© JUNGE FREIHEIT Verlag GmbH & Co.  www.jungefreiheit.de  19/12 04. Mai 2012

„Verantwortungsloser Umgang“
Eigentum: In Leipzig verkauft die Stadt mit teilweise abenteuerlichen Begründungen angeblich herrenlose Grundstücke an den Eigentümern vorbei
Paul Leonhard

Die Stadt Leipzig hat private Immobilien leichtfertig als „herrenlos“ verkauft. Und das, obwohl in vielen Fällen sehr wohl Eigentümer existieren, in einem Fall sogar vom Besitzer Grundsteuer gezahlt wurde. „Der verantwortungslose Umgang mit fremdem Eigentum ist scheinbar seit zwei Jahrzehnten gang und gäbe“, empört sich die Kommunalpolitische Vereinigung der CDU Leipzig. Als Beispiel nennt sie die Immobilie Pfaffendorfer Straße 1, bei der die Differenz zwischen Verkaufs- und Verkehrswert bei einer halben Million Euro lag. Nach dem Skandal um die Kommunalen Wasserwerke Leipzig und der Pensionsaffäre um den Aufsichtsrat der Leipziger Verkehrsbetriebe, Wilhelm Georg Hanss, beschädige nun der nächste Skandal den Ruf der SPD-regierten Messestadt, klagen die Christdemokraten.

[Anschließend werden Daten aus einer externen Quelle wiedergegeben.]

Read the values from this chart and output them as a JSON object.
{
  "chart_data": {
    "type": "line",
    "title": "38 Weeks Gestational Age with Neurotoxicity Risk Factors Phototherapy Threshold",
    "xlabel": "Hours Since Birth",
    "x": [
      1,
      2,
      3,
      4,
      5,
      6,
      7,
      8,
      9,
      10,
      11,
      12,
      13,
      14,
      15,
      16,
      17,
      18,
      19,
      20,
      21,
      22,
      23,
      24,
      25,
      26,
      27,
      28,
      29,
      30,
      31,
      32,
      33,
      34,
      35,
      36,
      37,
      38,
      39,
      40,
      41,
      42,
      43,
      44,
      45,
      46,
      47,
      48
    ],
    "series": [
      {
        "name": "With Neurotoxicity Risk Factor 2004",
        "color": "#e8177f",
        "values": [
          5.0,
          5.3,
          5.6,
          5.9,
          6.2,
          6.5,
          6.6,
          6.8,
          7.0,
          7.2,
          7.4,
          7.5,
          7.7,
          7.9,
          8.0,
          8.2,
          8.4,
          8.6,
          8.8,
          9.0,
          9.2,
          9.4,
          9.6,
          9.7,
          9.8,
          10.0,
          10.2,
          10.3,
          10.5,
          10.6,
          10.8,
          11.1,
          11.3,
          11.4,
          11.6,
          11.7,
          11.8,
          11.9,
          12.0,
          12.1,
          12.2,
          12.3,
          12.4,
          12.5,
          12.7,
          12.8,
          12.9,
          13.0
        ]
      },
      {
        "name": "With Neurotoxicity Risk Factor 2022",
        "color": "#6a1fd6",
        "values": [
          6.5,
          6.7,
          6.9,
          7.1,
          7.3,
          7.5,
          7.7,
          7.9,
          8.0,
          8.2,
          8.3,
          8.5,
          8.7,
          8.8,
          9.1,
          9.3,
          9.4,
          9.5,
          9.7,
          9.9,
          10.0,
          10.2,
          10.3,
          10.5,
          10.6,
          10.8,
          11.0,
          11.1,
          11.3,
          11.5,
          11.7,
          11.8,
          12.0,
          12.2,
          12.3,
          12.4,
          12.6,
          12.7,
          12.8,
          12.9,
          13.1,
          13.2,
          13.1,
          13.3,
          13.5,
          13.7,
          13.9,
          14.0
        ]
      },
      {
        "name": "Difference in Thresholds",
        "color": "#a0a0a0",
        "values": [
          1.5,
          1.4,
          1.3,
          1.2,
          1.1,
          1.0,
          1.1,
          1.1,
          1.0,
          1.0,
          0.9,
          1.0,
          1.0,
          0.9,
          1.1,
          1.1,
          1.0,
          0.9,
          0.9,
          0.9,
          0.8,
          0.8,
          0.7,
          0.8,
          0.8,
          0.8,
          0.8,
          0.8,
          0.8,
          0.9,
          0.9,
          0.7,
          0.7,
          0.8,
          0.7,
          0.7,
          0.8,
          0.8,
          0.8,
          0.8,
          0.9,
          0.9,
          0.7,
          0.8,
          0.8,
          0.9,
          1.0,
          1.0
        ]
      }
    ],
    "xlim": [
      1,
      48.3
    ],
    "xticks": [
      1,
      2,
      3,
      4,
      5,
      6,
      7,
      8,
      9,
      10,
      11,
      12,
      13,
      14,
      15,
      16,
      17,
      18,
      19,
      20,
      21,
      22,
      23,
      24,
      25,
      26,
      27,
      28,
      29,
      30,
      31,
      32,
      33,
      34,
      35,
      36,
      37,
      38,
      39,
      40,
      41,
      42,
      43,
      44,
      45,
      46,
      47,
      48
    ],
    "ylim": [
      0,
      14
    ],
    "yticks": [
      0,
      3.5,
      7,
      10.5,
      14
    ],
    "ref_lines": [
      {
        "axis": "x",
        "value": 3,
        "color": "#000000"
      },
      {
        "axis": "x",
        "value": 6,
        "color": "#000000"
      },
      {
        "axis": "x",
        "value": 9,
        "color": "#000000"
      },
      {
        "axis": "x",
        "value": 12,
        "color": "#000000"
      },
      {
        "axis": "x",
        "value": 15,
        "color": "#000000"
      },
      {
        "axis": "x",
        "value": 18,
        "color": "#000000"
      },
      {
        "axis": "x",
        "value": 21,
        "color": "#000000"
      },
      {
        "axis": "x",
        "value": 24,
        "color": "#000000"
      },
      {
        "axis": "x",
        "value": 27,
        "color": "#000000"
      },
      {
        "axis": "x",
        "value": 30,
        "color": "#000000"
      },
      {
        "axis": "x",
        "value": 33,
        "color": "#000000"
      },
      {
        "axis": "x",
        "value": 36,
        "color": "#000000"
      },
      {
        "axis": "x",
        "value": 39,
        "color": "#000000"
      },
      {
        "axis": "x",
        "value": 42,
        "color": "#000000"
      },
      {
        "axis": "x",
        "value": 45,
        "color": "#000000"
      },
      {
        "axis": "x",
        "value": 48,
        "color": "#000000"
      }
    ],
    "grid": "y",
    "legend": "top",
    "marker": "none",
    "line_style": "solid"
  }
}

Dabei hat die sächsische Großstadt in den vergangenen Jahren etwas umgesetzt, vor dem andere mitteldeutsche Kommunen bisher zurückgeschreckt sind. Der Begriff „ungeklärte Eigentumsverhältnisse“ ist spätestens seit 1990 zum Schrecken aller Kommunalpolitiker geworden, die sich um die Sanierung ihrer Innenstädte bemühen. Seit Kriegsende ist bei zahlreichen Immobilien und innerstädtischen Brachen unklar, wem sie gehören. „Westbesitz“, hieß es zu DDR-Zeiten. Auf in Amerika lebende, untereinander zerstrittene jüdische Erbengemeinschaften weisen geheimnisvoll Bauverwaltungen, wenn sich Bürger und Anwohner über den Verfall preisgegebener Gründerzeithäuser beschweren.

Auch im Fall der Pfaffendorfer Straße 1 handelt es sich nach Angaben der Kommunalpolitischen Vereinigung der CDU Leipzig um „Erbteile einer jüdischen Familie“. Während der gesamten DDR-Zeit habe sich die Immobilie in staatlicher Verwaltung befunden.

Leipzig hat es gewagt, nach dem Grundsatz „Eigentum verpflichtet“, „herrenlose Häuser“ zu verkaufen, um deren weiteren Verfall beziehungsweise kostspieligen Ersatzvornahmen vorzubeugen. Eine Praxis, die schon die sächsischen Kurfürsten förderten. So konnte nach einem kurfürstlichen Dekret von 1649 „jeder sich Meldende herrenlose Häuser und Äcker unentgeltlich erhalten“.

Allerdings hat es die Stadtverwaltung offenbar in mehreren Fällen versäumt, ausreichend zu recherchieren, um eventuelle Eigentümer ausfindig zu machen. Im Sommer 2011 wurden die ersten Vorwürfe bekannt. Insgesamt geht es um 754 Vorgänge. Das Rechnungsprüfungsamt der Stadt ist inzwischen auf 667 mangelhafte Akten gestoßen. In 565 Fällen habe es keinerlei Hinweise auf eine Eigentümerrecherche vor dem Verkauf gegeben, mußte Verwaltungsbürgermeister Andreas Müller einräumen, in 227 Fällen wurden möglicherweise Rechtsanwälte überbezahlt. Drei Mitarbeiter des Rechtsamtes, einschließlich dessen Leiterin, wurden suspendiert. Offenbar wurde im Amt seit Jahrzehnten geschlampt. Hinweise auf Korruption gebe es aber keine, sagte Oberbürgermeister Burkhard Jung (SPD) Ende März auf einer Pressekonferenz.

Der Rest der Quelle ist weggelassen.